The Institute for Transport Studies, at the University of Leeds, and
the Transport Studies Group at Loughborough University picked 561 people in London, Manchester and Coventry and set them questionnaires asking how much extra council tax they were prepared to pay.


The results were greeted with outrage from campaign groups, saying the
litter tax scale amounted to a stealth increase to council tax.


DEFRA said that for improved litter clearance people would pay £3.95 a
month for each person in a home, which amounts to £189.60 a year for a family of four.

In all, a four-person household would be willing to pay more than £900 for noticeable improvements in ten aspects of their local environment, DEFRA said.


The sum would mean a rise of almost 90 per cent on the average English
council tax bill of £1,045.


The document said potential charges would be ‘assessed and reflected
in the decision-making process’ and that the numbers could ‘usefully inform national decisions’.

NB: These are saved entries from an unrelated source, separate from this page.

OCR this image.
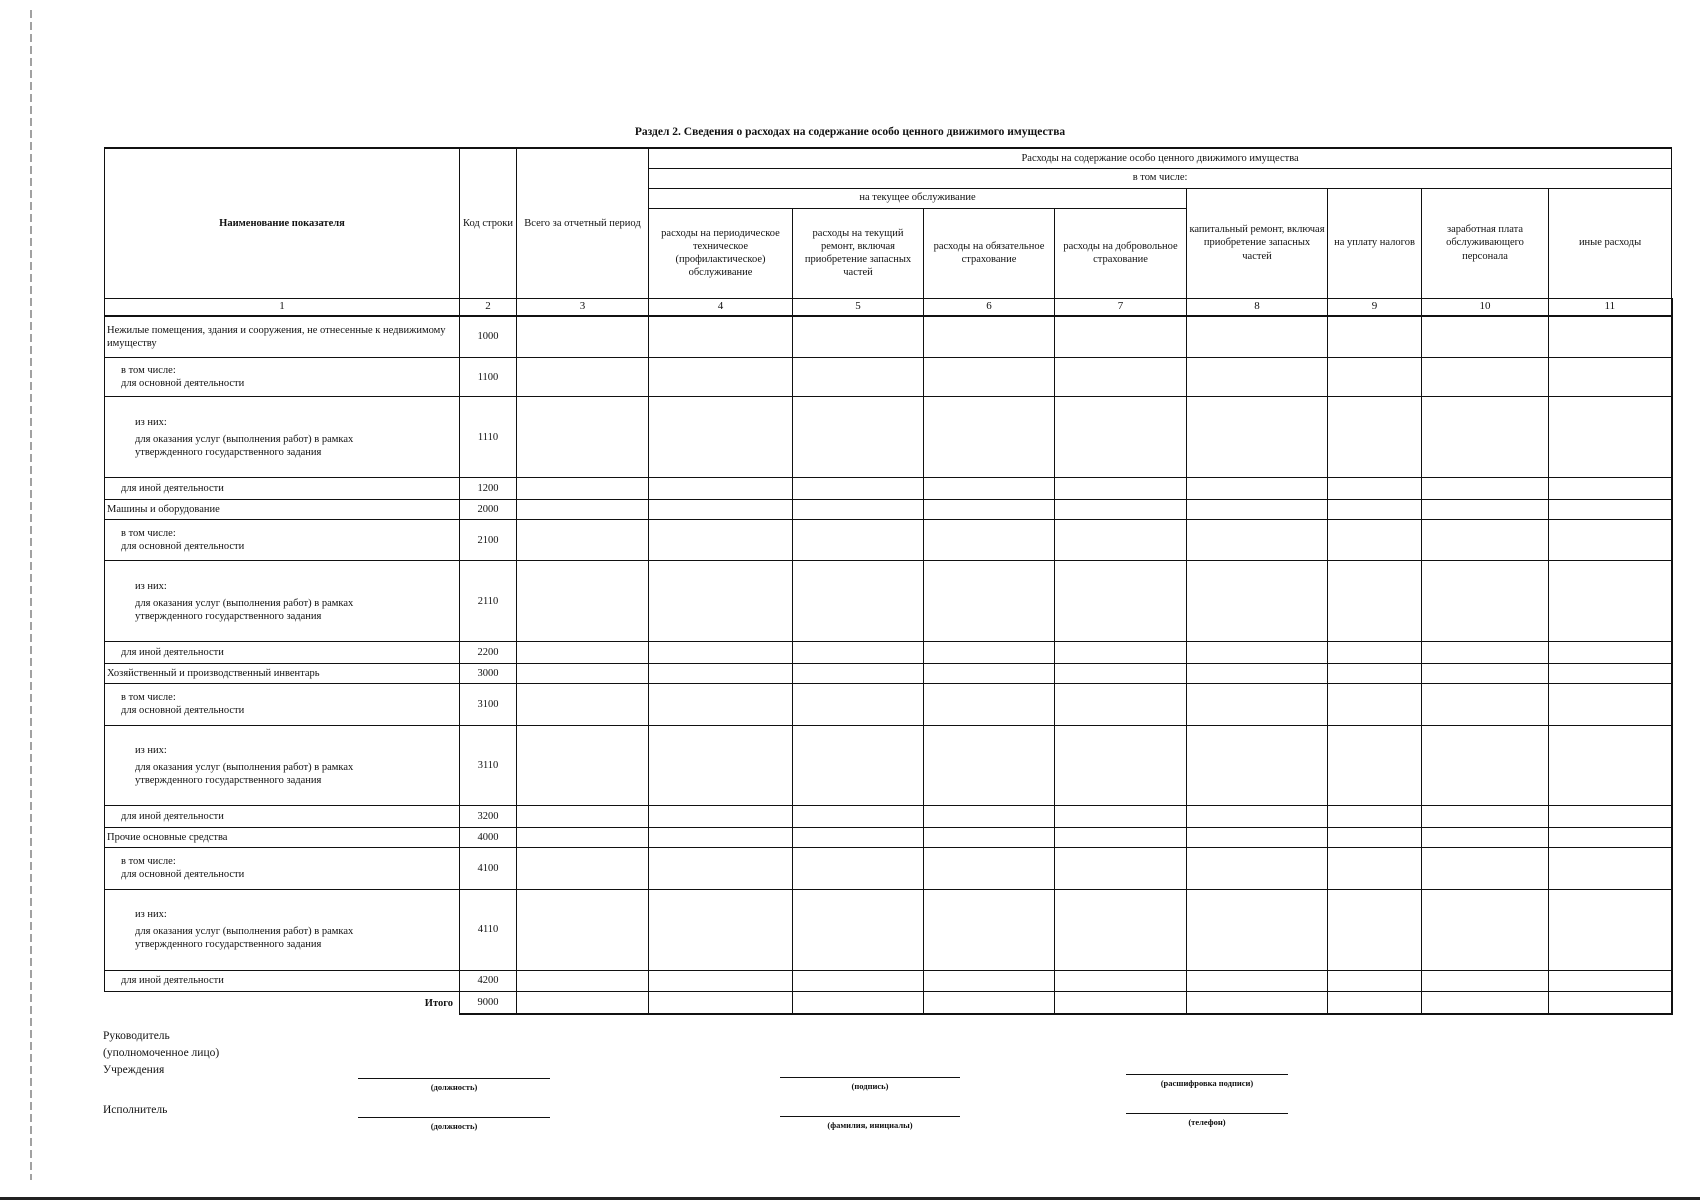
Раздел 2. Сведения о расходах на содержание особо ценного движимого имущества
Наименование показателя	Код строки	Всего за отчетный период	Расходы на содержание особо ценного движимого имущества							
			в том числе:							
			на текущее обслуживание				капитальный ремонт, включая приобретение запасных частей	на уплату налогов	заработная плата обслуживающего персонала	иные расходы
			расходы на периодическое техническое (профилактическое) обслуживание	расходы на текущий ремонт, включая приобретение запасных частей	расходы на обязательное страхование	расходы на добровольное страхование				
1	2	3	4	5	6	7	8	9	10	11

Нежилые помещения, здания и сооружения, не отнесенные к недвижимому имуществу	1000									

в том числе:
для основной деятельности	1100									

из них:
для оказания услуг (выполнения работ) в рамках утвержденного государственного задания	1110									

для иной деятельности	1200									

Машины и оборудование	2000									

в том числе:
для основной деятельности	2100									

из них:
для оказания услуг (выполнения работ) в рамках утвержденного государственного задания	2110									

для иной деятельности	2200									

Хозяйственный и производственный инвентарь	3000									

в том числе:
для основной деятельности	3100									

из них:
для оказания услуг (выполнения работ) в рамках утвержденного государственного задания	3110									

для иной деятельности	3200									

Прочие основные средства	4000									

в том числе:
для основной деятельности	4100									

из них:
для оказания услуг (выполнения работ) в рамках утвержденного государственного задания	4110									

для иной деятельности	4200									
Итого	9000									
Руководитель
(уполномоченное лицо)
Учреждения
(должность)	(подпись)	(расшифровка подписи)
Исполнитель
(должность)	(фамилия, инициалы)	(телефон)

This is quite appalling on two levels. First of all the premise of the question is flawed. It suggests a correlation between high Council Tax and clean streets.

Does Lambeth have cleaner streets than Wandsworth with it's low Council Tax? Or Slough compared to Windsor and Maidenhead? Or Kensington and Chelsea compared to Brent?

When I canvass residents in the Ravenscourt Park Ward I find that they have noticed that, since the Conservatives took over Hammersmith and Fulham Council in 2006, the Council Tax has gone down while the streets are cleaner.

If there is any correlation I would suggest that the high Council Tax councils also have the dirtiest streets. For DEFRA to be accepting the premise that high spending equates to a good service is disappointing.

Secondly, DEFRA rather prove the point by wasting £85,000 of our money on this nonsensical questions.

I have a high regard for the Environment Secretary Owen Paterson. The questions were commissioned before his time. However his Department still seems to be a complete Horlicks.